I returned to the attic with the sense that I hadn’t satisfied but only stimulated my curiosity. The glimpse I’d had of her was so brief that I would not have been able to recognize her in a photograph. Of her face I’d seen only a narrow pale streak, next to a broad dark streak of hair. She looked like a dashed-off sketch in an artist’s notebook. I had planned to listen for her final return to her room and then go down to Maureen for my nightly visit. Now I decided to wait for her; to watch.

It is never clear to us how visible we are to you. I thought it best to keep out of sight, like the victim of a disfiguring accident. Not far from her room was a linen closet with shelves of sheets, pillowcases, and folded towels. I entered that closet and waited for her return.

She spent a long time with her aunt that night. Wisps of conversation drifted up to me like cigarette smoke. I was trying to decipher a sound that suggested a piece of wood tapping against glass when I heard her footsteps on the stairs. She climbed slowly, as if at the end of a long hard day that had drained her of energy, even though she’d gotten up only a few hours before her aunt returned from work. I heard the click of the hall light at the top of the stairs. I listened to her steps approach the linen closet and pass by. I heard her turn the doorknob and click off the light switch at her end of the hall. At that moment I emerged.

She stood with her hand raised against the partially open door to her room. I was much closer to her than I had imagined—some half-dozen steps away. Although the light from the landing was on, the hall was nearly dark where she stood. I could see her face in three-quarter profile: the tired anxious eyes, the mouth turned down at the corners, the fleshiness under her small chin. There was a heaviness about her—like her aunt, she had the look of an overgrown schoolgirl, with something mournful thrown in. Her hair was thick and heavy, and fell into a tangle of curls at her shoulders. She had so much hair that I wondered whether she liked to hide behind it. All this in an instant—she had already pushed open the door and was halfway through.

But now she stopped—abruptly—and glanced back into the hall, as if she’d sensed something behind her.
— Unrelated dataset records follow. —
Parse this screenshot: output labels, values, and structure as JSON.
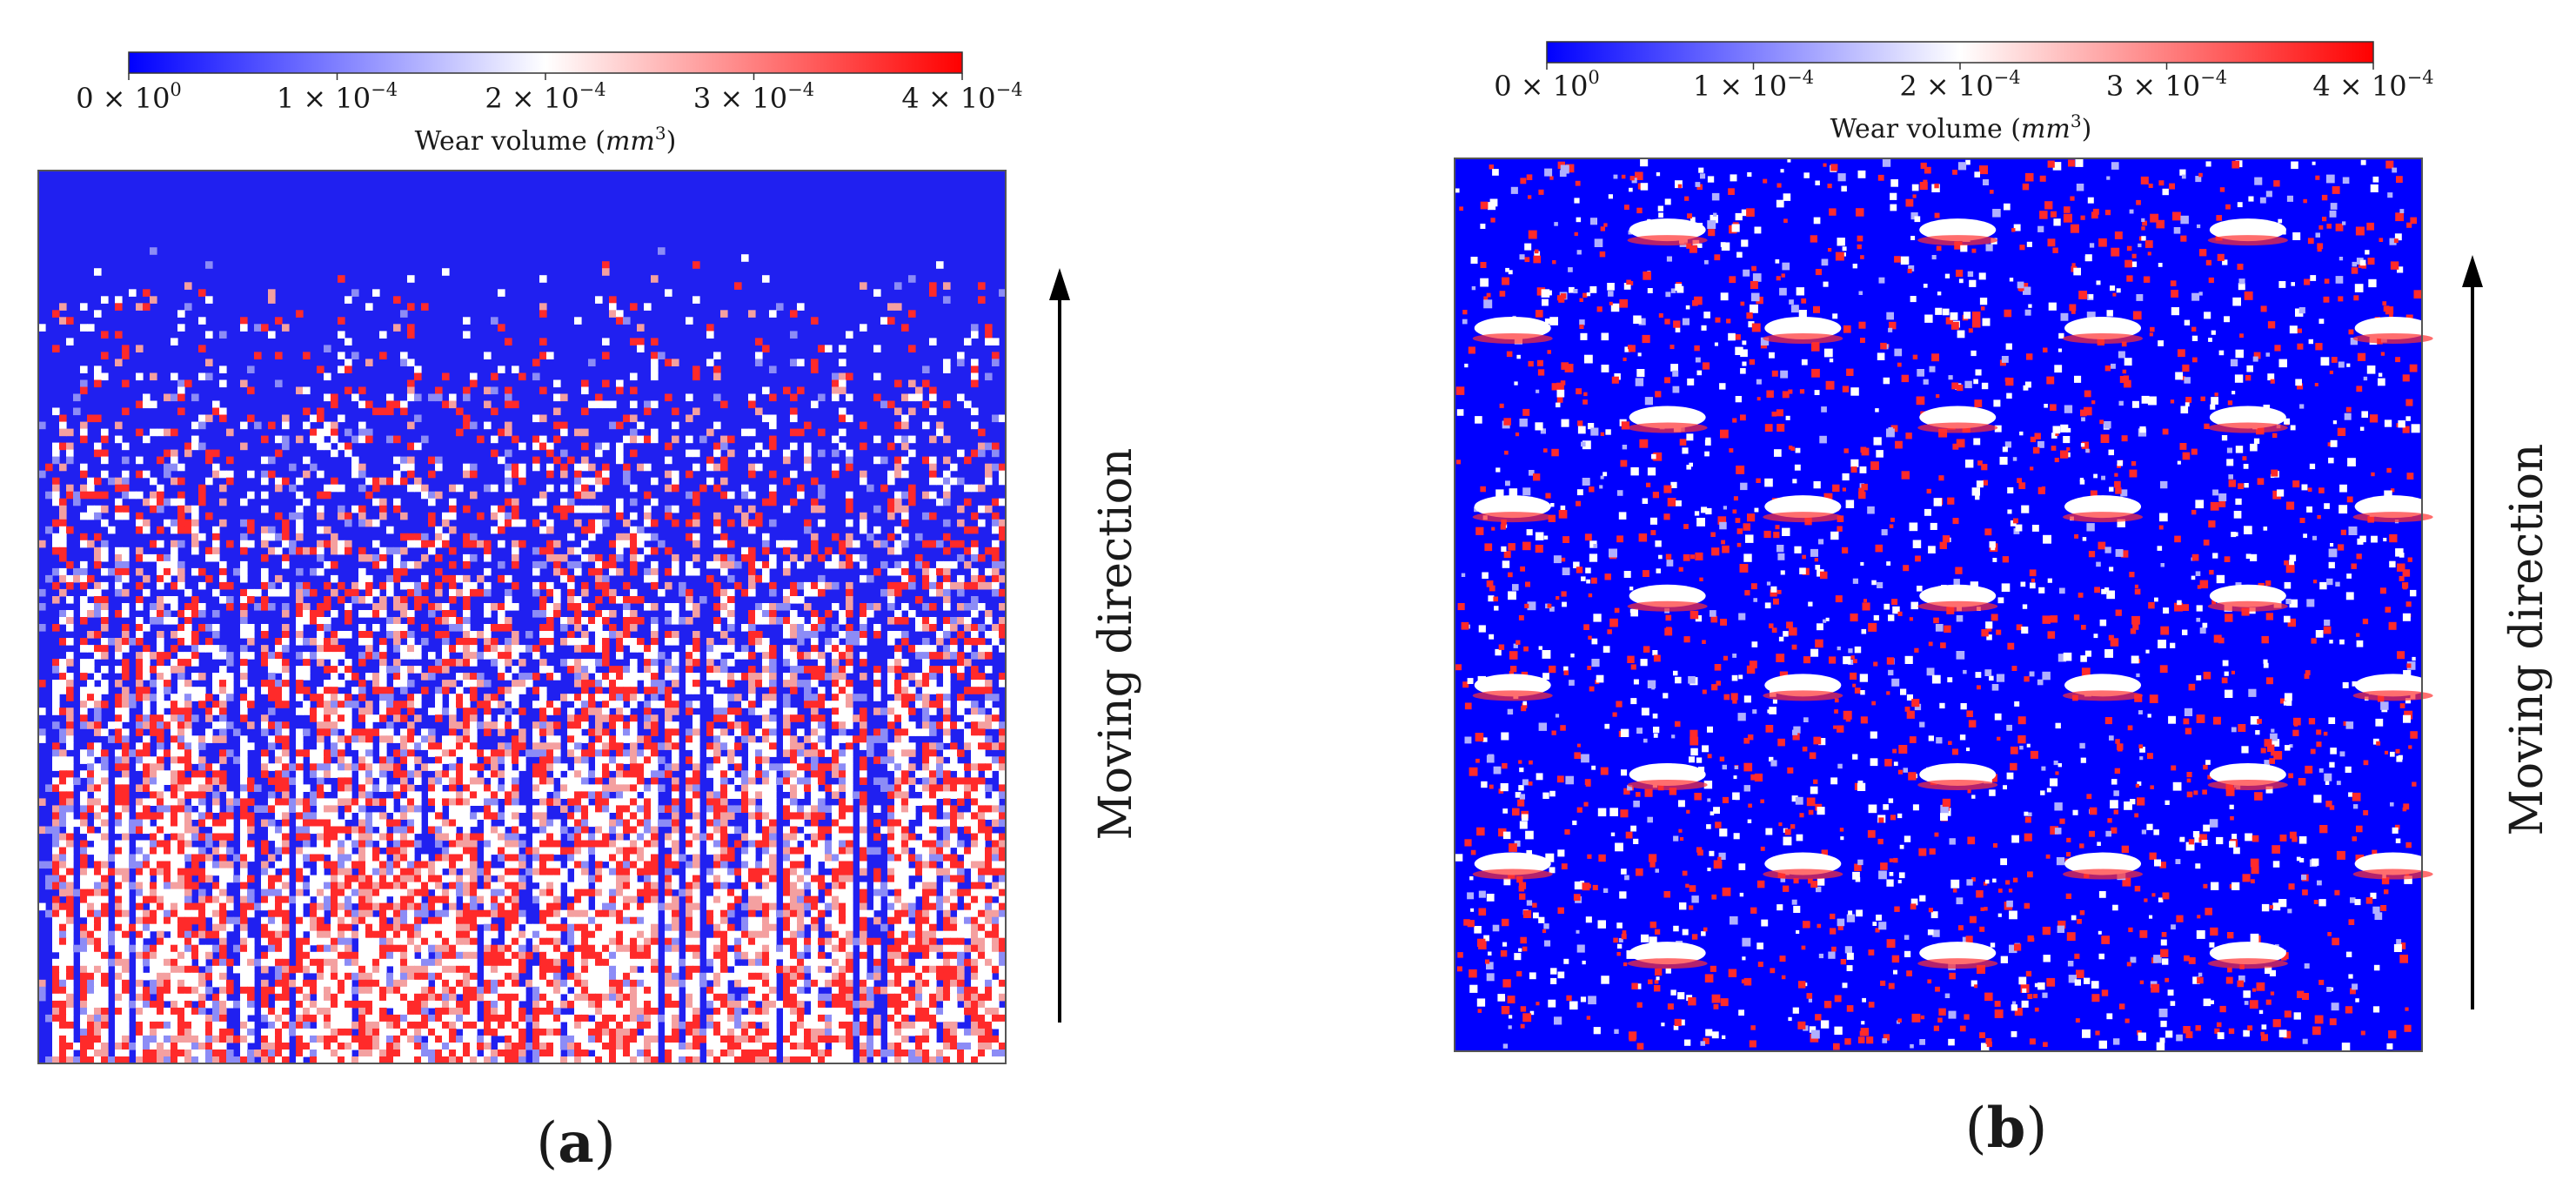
{
  "chart_data": [
    {
      "type": "heatmap",
      "panel_label": "a",
      "colorbar": {
        "label_text": "Wear volume (",
        "label_unit": "mm",
        "label_exp": "3",
        "label_close": ")",
        "range": [
          0,
          0.0004
        ],
        "ticks": [
          {
            "mantissa": "0",
            "times": "×",
            "base": "10",
            "exp": "0"
          },
          {
            "mantissa": "1",
            "times": "×",
            "base": "10",
            "exp": "−4"
          },
          {
            "mantissa": "2",
            "times": "×",
            "base": "10",
            "exp": "−4"
          },
          {
            "mantissa": "3",
            "times": "×",
            "base": "10",
            "exp": "−4"
          },
          {
            "mantissa": "4",
            "times": "×",
            "base": "10",
            "exp": "−4"
          }
        ],
        "colors": [
          "#0000ff",
          "#ffffff",
          "#ff0000"
        ]
      },
      "annotation": "Moving direction",
      "pattern": "vertical streaks; low wear near top, high wear toward bottom"
    },
    {
      "type": "heatmap",
      "panel_label": "b",
      "colorbar": {
        "label_text": "Wear volume (",
        "label_unit": "mm",
        "label_exp": "3",
        "label_close": ")",
        "range": [
          0,
          0.0004
        ],
        "ticks": [
          {
            "mantissa": "0",
            "times": "×",
            "base": "10",
            "exp": "0"
          },
          {
            "mantissa": "1",
            "times": "×",
            "base": "10",
            "exp": "−4"
          },
          {
            "mantissa": "2",
            "times": "×",
            "base": "10",
            "exp": "−4"
          },
          {
            "mantissa": "3",
            "times": "×",
            "base": "10",
            "exp": "−4"
          },
          {
            "mantissa": "4",
            "times": "×",
            "base": "10",
            "exp": "−4"
          }
        ],
        "colors": [
          "#0000ff",
          "#ffffff",
          "#ff0000"
        ]
      },
      "annotation": "Moving direction",
      "pattern": "mostly low wear with scattered hot spots and periodic white crescent patches"
    }
  ]
}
Her gaze swept down the hall, toward the well-lit landing. Then she entered her room quickly and closed the door.

“At last!” Maureen whispered, as I settled into my chair. “I thought she’d never go!”

12

The next day, a Saturday, Andrea rose late and went off with her aunt for a drive in the country, to look at the turning leaves. I’d grown used to hearing her shuffle about the house all day in what sounded like very soft slippers, and the silence and emptiness irritated me—filled me with a devouring impatience. We are not good at whiling away the time, we others. We don’t know how to take it easy. Loafing is not for us. Anxiety’s our pastime, desperation our sport. For a long time I zigzagged back and forth across the attic like a bored beetle. At some point I discovered that I was moving down the stairs and out into the second-floor hall. For a moment I stood before Andrea’s door, telling myself to go back, go back. Do not enter. Mistake. Go back. Sunlight filled the room like an angry crowd. At first I could barely see. Brightness lay over objects like a sheet. Then details began to emerge—a patch of pink, a swirl of blue. The curtains were pink and flouncy, drawn back with tasseled curtain ties. On the ruffled white quilt with its pattern of gigantic blue blossoms lay a big brown pocketbook and a roll of mints. On top of a chest of drawers I saw a white porcelain angel who rested one hand on the shoulder of a blue-eyed porcelain girl. A wooden clock shaped like an apple with a stem hung on one wall. On another I saw a framed painting of a girl with blond pigtails sitting on a swing and eating a pear. A dark blue suitcase sat in one corner.